Hope in God: Panacea for the faithful in distress
“Why are you cast down, O my soul? And why are you disquieted within me? Hope in God, for I shall yet praise Him for the help of His countenance,” (Psalm 42:5).
The Psalmist found himself at cross roads. He was possibly betrayed by his friends, which caused him a great depression. Therefore, he speaks directly to his soul not to be distressed, but to hope in God, Who eventually will see him through.
Nevertheless, Jesus did not promise His followers a problem-free world. He says in Mark 8:31 “and He began to teach them that the Son of Man must suffer many things and be rejected by the elders and chief priests and scribes and be killed and after three days rise again.” Indeed, suffering will come, but the child of God is not to give up. Jesus assures us: “these things I have spoken to you, that in Me you may have peace. In the world you will have tribulation but be of good cheer, I have overcome the world,” (John 16:33).
Therefore, in the midst of crises or challenges, as we see in the world today, such as sudden loss of health, unemployment, poverty, economic recession, environmental degradation and pollution and so on and so forth, the child of God should not lose hope in God. Hope means “a feeling of expectation and desire for a particular thing to happen.” It could also mean trust, confidence, faith, and belief in God. One is convinced that certainly, he will get out of a distressing situation, no matter what happens. The Bible is replete with some characters, who showed that hope in God was the final solution or bus stop to the child of God.
In Daniel 3:8-27, the three Hebrew friends, Shedrack, Meshach and Abednego were thrown into the burning furnace because of their refusal to worship the golden image in the empire. Even though it looked impossible at the onset to deliver them from the burning furnace, but their faith in God was total and absolute. Yes, they said, if our God will not deliver us, we will go on worshipping Him. What a faith! Thank God, the fourth person was seen in their midst and the fire consumed them not.
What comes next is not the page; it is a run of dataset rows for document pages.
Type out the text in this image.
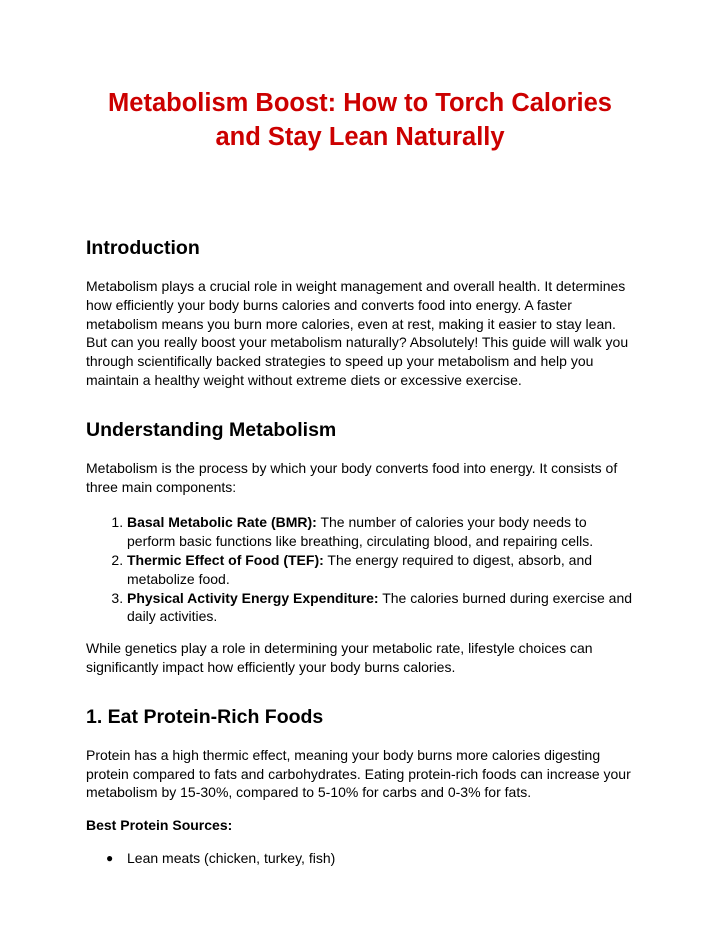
Metabolism Boost: How to Torch Calories and Stay Lean Naturally
Introduction

Metabolism plays a crucial role in weight management and overall health. It determines how efficiently your body burns calories and converts food into energy. A faster metabolism means you burn more calories, even at rest, making it easier to stay lean. But can you really boost your metabolism naturally? Absolutely! This guide will walk you through scientifically backed strategies to speed up your metabolism and help you maintain a healthy weight without extreme diets or excessive exercise.

Understanding Metabolism

Metabolism is the process by which your body converts food into energy. It consists of three main components:

1. Basal Metabolic Rate (BMR): The number of calories your body needs to perform basic functions like breathing, circulating blood, and repairing cells.
2. Thermic Effect of Food (TEF): The energy required to digest, absorb, and metabolize food.
3. Physical Activity Energy Expenditure: The calories burned during exercise and daily activities.

While genetics play a role in determining your metabolic rate, lifestyle choices can significantly impact how efficiently your body burns calories.

1. Eat Protein-Rich Foods

Protein has a high thermic effect, meaning your body burns more calories digesting protein compared to fats and carbohydrates. Eating protein-rich foods can increase your metabolism by 15-30%, compared to 5-10% for carbs and 0-3% for fats.

Best Protein Sources:
● Lean meats (chicken, turkey, fish)
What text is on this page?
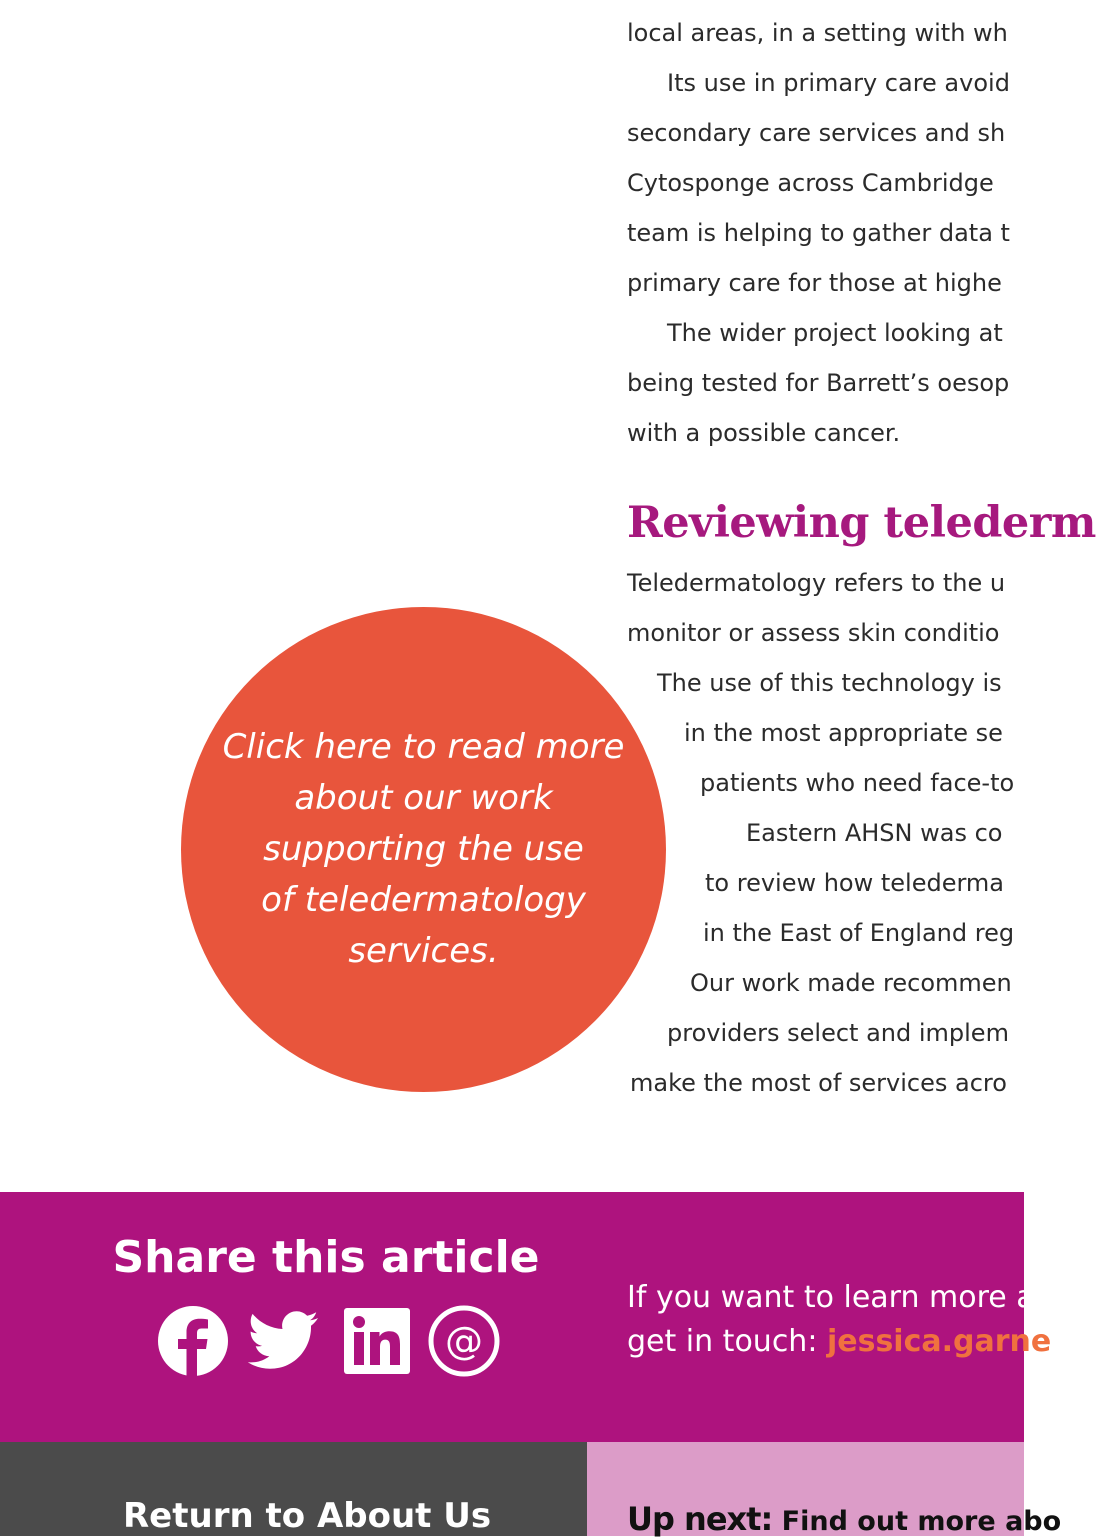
local areas, in a setting with wh
Its use in primary care avoid
secondary care services and sh
Cytosponge across Cambridge
team is helping to gather data t
primary care for those at highe
The wider project looking at
being tested for Barrett’s oesop
with a possible cancer.
Reviewing telederm
Teledermatology refers to the u
monitor or assess skin conditio
The use of this technology is
in the most appropriate se
patients who need face-to
Eastern AHSN was co
to review how telederma
in the East of England reg
Our work made recommen
providers select and implem
make the most of services acro
Click here to read more
about our work
supporting the use
of teledermatology
services.
Share this article
@
If you want to learn more a
get in touch: jessica.garne
Return to About Us	Up next: Find out more abo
Praise the Lord! Also, we read of Job, a good man in Job chapter one, but suddenly he lost his health, his wayward wife urged him to curse God and die in such state of life. As if it was not enough, he lost his children and his resources. He was taunted by his three friends, who pretended to sympathise with him after sitting with him for seven days. They concluded that his suffering was not normal; he must have sinned against God. However, Job said to them: “be patient with me the hand of the Lord has struck me down.” Yes, he was convinced that God would see him through once again. Therefore, he says, “For I know that my Redeemer lives and He shall stand at last on the earth,” (Job 19:25). At the end, we saw his confidence in God was not betrayed for the Bible says, “his end was better than his beginning.” God restored to him his health, gave him resources and gave him children also. If he had lost hope, may be these things may not have come his way.
Notice in the New Testament too, we saw a woman with unshakable faith. This woman was the woman with issue of blood, who suffered for 12 years without a cure. The woman came to Jesus by faith: “if only I can touch the hem of His garment, I shall be made whole.” And it worked according to her faith. Remember, the threat of who touched my garment did not make her to give up for she courageously owned up and Jesus said: “thy faith has made you whole,” (Mark 5:25-34).
People of God, no matter how bad the situation may be in the country or in the family or where you are living or working, it is your duty and my duty to hope in God. I am convinced that any hope put in God shall never be put to shame! Amen. God is much more and He is in control. He will not let us be put to shame. Remember what Jesus told us, “I have overcome the world,” (John 16:33). His victory is your victory. What we need do is to claim it by faith.
Ven. Ernest Onuoha
Rector, Ibru International Ecumenical Centre, Agbarha-Otor, Delta State.